L’éducation est au cœur de cette politique de civilisation dont notre époque a tant besoin et que nous entendons faire nôtre.
Au titre des valeurs civilisatrices et garantes d’un monde commun, la transmission des savoirs constitue la mission fondamentale de notre système d’éducation et le socle d’une société démocratique composée de citoyens libres et éclairés, capables de surmonter les chimères du consumérisme comme les aveuglements du communautarisme.


Résoudre la crise de transmission qui mettrait en péril la pérennité de notre pacte social et républicain est une exigence primordiale qui implique de réaffirmer l’autorité du savoir à l’école, la valorisation du maître, en tant qu’il en est le légitime passeur de la connaissance, mais aussi la célébration des vertus de l’effort pour lequel l’élève doit être encouragé et publiquement récompensé.
Ces dernières années ont montré combien mettre le seul élève au centre du système scolaire, au risque de le consacrer dans la position bien périlleuse de l’individu consommateur de services personnalisés, ne pouvait que le priver des repères auxquels il a droit, et renforcer définitivement privilèges et handicaps sociaux .
Les connaissances qu’il convient d’enseigner et de transmettre visent à soustraire l’individu des chaînes de la dépendance et du « despotisme de l’ignorance » écrivait jadis Condorcet. Cette démarche reste le cœur d’un projet éducatif pour le XXIème siècle, de l’apprentissage des fondamentaux, en passant par le collège qu’il convient de libérer du carcan dogmatique du collège unique, jusqu’à l’Université et la formation professionnelle continue.

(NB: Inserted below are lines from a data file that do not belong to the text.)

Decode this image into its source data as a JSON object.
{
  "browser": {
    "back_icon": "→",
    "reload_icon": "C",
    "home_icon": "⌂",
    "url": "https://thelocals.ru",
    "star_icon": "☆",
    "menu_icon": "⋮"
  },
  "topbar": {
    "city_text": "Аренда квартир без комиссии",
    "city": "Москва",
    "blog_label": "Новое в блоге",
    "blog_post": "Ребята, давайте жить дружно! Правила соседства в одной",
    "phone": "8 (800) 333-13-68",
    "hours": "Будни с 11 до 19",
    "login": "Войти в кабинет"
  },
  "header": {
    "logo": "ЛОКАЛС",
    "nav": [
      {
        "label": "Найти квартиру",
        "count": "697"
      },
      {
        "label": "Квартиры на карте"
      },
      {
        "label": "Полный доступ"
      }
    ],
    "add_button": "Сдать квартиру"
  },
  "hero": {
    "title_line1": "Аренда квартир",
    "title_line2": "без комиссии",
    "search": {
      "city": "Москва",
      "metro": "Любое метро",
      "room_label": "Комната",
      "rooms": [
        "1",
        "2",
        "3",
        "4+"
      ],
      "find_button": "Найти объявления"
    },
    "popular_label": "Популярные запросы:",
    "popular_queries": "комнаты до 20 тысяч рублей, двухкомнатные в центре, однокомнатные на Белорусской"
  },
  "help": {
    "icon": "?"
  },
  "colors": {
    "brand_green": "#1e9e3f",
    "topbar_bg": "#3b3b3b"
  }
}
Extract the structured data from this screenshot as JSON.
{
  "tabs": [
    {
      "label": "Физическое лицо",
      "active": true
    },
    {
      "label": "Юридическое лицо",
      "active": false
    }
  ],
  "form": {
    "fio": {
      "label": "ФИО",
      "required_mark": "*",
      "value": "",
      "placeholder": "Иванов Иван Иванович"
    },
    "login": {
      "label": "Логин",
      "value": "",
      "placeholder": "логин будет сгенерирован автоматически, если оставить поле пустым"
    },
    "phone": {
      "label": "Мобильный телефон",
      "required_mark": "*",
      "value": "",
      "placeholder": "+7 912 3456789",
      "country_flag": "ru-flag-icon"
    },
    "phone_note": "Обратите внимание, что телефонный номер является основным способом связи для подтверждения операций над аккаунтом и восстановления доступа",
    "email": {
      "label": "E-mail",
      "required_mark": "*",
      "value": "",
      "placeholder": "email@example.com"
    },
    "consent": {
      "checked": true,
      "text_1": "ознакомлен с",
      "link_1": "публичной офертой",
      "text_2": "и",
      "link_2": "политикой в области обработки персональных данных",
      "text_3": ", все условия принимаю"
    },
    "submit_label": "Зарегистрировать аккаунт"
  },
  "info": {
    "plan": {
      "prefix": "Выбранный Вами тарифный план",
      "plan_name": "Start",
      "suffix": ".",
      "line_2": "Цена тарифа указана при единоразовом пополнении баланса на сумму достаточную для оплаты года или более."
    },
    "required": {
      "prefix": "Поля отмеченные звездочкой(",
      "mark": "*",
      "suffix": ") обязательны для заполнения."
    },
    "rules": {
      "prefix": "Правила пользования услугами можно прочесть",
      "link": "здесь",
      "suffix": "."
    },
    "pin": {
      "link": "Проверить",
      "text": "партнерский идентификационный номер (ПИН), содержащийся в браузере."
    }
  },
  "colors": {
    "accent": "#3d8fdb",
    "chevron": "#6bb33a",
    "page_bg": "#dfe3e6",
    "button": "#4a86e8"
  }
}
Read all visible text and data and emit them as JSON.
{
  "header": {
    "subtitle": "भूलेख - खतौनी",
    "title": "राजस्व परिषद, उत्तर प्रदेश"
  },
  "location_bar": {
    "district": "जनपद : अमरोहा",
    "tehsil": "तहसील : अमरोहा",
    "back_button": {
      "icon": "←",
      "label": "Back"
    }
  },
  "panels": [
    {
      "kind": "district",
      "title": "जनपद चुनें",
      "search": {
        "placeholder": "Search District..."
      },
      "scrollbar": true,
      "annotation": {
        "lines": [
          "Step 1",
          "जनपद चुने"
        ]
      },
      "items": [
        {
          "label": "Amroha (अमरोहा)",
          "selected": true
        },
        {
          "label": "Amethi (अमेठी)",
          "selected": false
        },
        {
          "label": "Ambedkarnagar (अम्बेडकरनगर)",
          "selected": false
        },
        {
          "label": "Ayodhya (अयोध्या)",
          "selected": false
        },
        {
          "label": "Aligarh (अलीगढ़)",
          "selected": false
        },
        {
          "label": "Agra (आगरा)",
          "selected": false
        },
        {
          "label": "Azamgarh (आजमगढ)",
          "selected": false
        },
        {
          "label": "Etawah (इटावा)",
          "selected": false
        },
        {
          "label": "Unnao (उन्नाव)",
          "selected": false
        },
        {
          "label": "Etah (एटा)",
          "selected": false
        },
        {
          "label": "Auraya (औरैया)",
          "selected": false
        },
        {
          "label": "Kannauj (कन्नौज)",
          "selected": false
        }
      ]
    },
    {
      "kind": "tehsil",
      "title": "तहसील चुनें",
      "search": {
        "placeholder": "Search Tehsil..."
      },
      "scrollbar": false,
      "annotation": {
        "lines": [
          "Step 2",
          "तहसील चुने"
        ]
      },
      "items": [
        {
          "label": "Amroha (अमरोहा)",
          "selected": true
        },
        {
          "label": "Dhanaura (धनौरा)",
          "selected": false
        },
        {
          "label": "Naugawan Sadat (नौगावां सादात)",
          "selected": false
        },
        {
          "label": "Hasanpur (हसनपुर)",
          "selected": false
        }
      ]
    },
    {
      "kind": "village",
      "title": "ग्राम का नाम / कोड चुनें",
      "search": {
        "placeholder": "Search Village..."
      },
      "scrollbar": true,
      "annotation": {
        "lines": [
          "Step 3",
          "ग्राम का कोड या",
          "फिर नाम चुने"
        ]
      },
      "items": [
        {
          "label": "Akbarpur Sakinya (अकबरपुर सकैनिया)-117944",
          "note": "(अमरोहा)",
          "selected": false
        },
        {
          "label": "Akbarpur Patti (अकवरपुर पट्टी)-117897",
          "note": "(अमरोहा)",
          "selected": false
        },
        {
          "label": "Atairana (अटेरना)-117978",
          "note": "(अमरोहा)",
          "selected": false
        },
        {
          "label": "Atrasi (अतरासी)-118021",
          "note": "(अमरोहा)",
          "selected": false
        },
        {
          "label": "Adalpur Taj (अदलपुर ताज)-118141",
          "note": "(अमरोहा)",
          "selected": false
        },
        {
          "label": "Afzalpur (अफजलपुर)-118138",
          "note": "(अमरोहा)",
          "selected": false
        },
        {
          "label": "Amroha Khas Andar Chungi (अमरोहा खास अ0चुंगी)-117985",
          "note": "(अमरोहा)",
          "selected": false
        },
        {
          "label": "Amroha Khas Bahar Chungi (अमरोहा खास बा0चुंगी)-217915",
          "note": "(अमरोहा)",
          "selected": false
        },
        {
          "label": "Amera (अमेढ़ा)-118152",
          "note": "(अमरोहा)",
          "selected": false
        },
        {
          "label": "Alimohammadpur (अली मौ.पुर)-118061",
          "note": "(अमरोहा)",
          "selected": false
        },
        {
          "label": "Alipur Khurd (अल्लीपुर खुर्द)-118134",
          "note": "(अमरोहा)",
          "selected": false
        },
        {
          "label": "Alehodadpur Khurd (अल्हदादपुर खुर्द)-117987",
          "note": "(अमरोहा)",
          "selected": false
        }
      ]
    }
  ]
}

Ce n’est pas dans un grand affrontement idéologique, bloc contre bloc, système d’éducation contre système d’éducation que nous entendons que soient conduites les réformes nécessaires. Pour mener à bien cette grande entreprise, il faut « désidéologiser » les enjeux et surtout le débat public. Prendre au niveau où elles doivent être prises, les décisions pragmatiques susceptibles de réaliser un large consensus. Expérimenter, libérer la créativité des équipes enseignantes, évaluer aussi, selon des critères exigeants les résultats. Adapter de plus près le système éducatif à la réalité des territoires et ne pas chercher à construire un système monstrueux et coûteux capable de répondre en tous temps et en tous lieux à toutes les spécificités avec une seule réponse, complète.
C’est l’École du XXIème siècle qu’il faut s’atteler à construire en relevant les défis présents afin d’apporter à des millions de jeunes une formation longue, qualifiante et adaptée au monde du travail qu’ils vont aborder. Telle est la voie de la Réforme juste appliquée aux enjeux de notre système éducatif : elle implique de fortes mesures de déconcentration et
de décentralisation avec une administration recentrée sur ses fonctions essentielles en laissant aux académies une plus grande part d’autonomie, et aux universités, une grande liberté. Il s’agit aussi de concilier la valorisation de l’excellence scolaire avec la pluralité des parcours en adaptant les moyens aux réels besoins des territoires, en repensant l’orientation des élèves, en revalorisant le rôle des filières techniques, en poursuivant la réforme de notre enseignement supérieur, auquel il faut rendre son excellence, vitale pour l’avenir de la société. Fidèles à ses valeurs d’équité, de responsabilité et de justice sociale La Gauche Moderne apporte ainsi sa contribution à un dossier qui doit mobiliser toutes les énergies au‐delà des allégeances partisanes.